September 2024 – December 2024

IPEX Technologies Inc. - Mississauga, Canada

Implemented multiple Gaussian Process Regression (GPR) models within Hex's workspace integrated with Snowflake to predict polymer material properties based on recipe ingredients and processing conditions. Developed robust data pipelines for exploratory data analysis and feature engineering within Hex, creating interactive display cells to optimize the representation of key variables. Achieved significant improvement in predictive accuracy across various material properties, surpassing baseline models offered by Uncountable and demonstrating enhanced performance over naive modeling approaches.

Software Engineer

September 2023 – September 2024

UBC Sailbot - Vancouver, Canada

Led the optimization team, formulating the optimization problem, identifying the design variables and constraints, and implementing software for an autonomous sailboat. Developed a decision-making algorithm leveraging sensor data fusion for autonomous navigation of sailbots. Created various test cases, performance benchmarks, and convergence studies to assess different optimization algorithms.

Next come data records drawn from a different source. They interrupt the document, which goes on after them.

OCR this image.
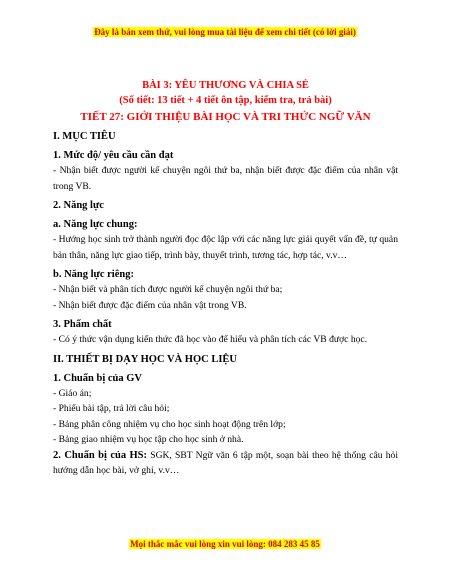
Đây là bản xem thử, vui lòng mua tài liệu để xem chi tiết (có lời giải)
BÀI 3: YÊU THƯƠNG VÀ CHIA SẺ
(Số tiết: 13 tiết + 4 tiết ôn tập, kiểm tra, trả bài)
TIẾT 27: GIỚI THIỆU BÀI HỌC VÀ TRI THỨC NGỮ VĂN
I. MỤC TIÊU
1. Mức độ/ yêu cầu cần đạt
- Nhận biết được người kể chuyện ngôi thứ ba, nhận biết được đặc điểm của nhân vật trong VB.
2. Năng lực
a. Năng lực chung:
- Hướng học sinh trở thành người đọc độc lập với các năng lực giải quyết vấn đề, tự quản bản thân, năng lực giao tiếp, trình bày, thuyết trình, tương tác, hợp tác, v.v…
b. Năng lực riêng:
- Nhận biết và phân tích được người kể chuyện ngôi thứ ba;
- Nhận biết được đặc điểm của nhân vật trong VB.
3. Phẩm chất
- Có ý thức vận dụng kiến thức đã học vào để hiểu và phân tích các VB được học.
II. THIẾT BỊ DẠY HỌC VÀ HỌC LIỆU
1. Chuẩn bị của GV
- Giáo án;
- Phiếu bài tập, trả lời câu hỏi;
- Bảng phân công nhiệm vụ cho học sinh hoạt động trên lớp;
- Bảng giao nhiệm vụ học tập cho học sinh ở nhà.
2. Chuẩn bị của HS: SGK, SBT Ngữ văn 6 tập một, soạn bài theo hệ thống câu hỏi hướng dẫn học bài, vở ghi, v.v…
Mọi thắc mắc vui lòng xin vui lòng: 084 283 45 85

Mitacs Globalink Research Intern

June 2021 – August 2022

Environmental Hydro-Dynamics (EHD) Laboratory - York University, Toronto, Canada

Simulated surge waves in multiphase environments using OpenFOAM, focusing on turbulent structures and vortex dynamics. Developed statistical analysis algorithms for Reynolds stress tensor and conducted comparative simulations. Documented and published findings in journals and conferences.

Research Intern

September 2020 – March 2021

Integrated MechanoBioSystems Lab - National Cheng Kung University, Tainan, Taiwan

Developed a cervical cell segmentation model using Mask R-CNN, achieving high classification accuracy. Utilized deep learning for segmentation of cell regions, achieving over 0.95 accuracy with low variance.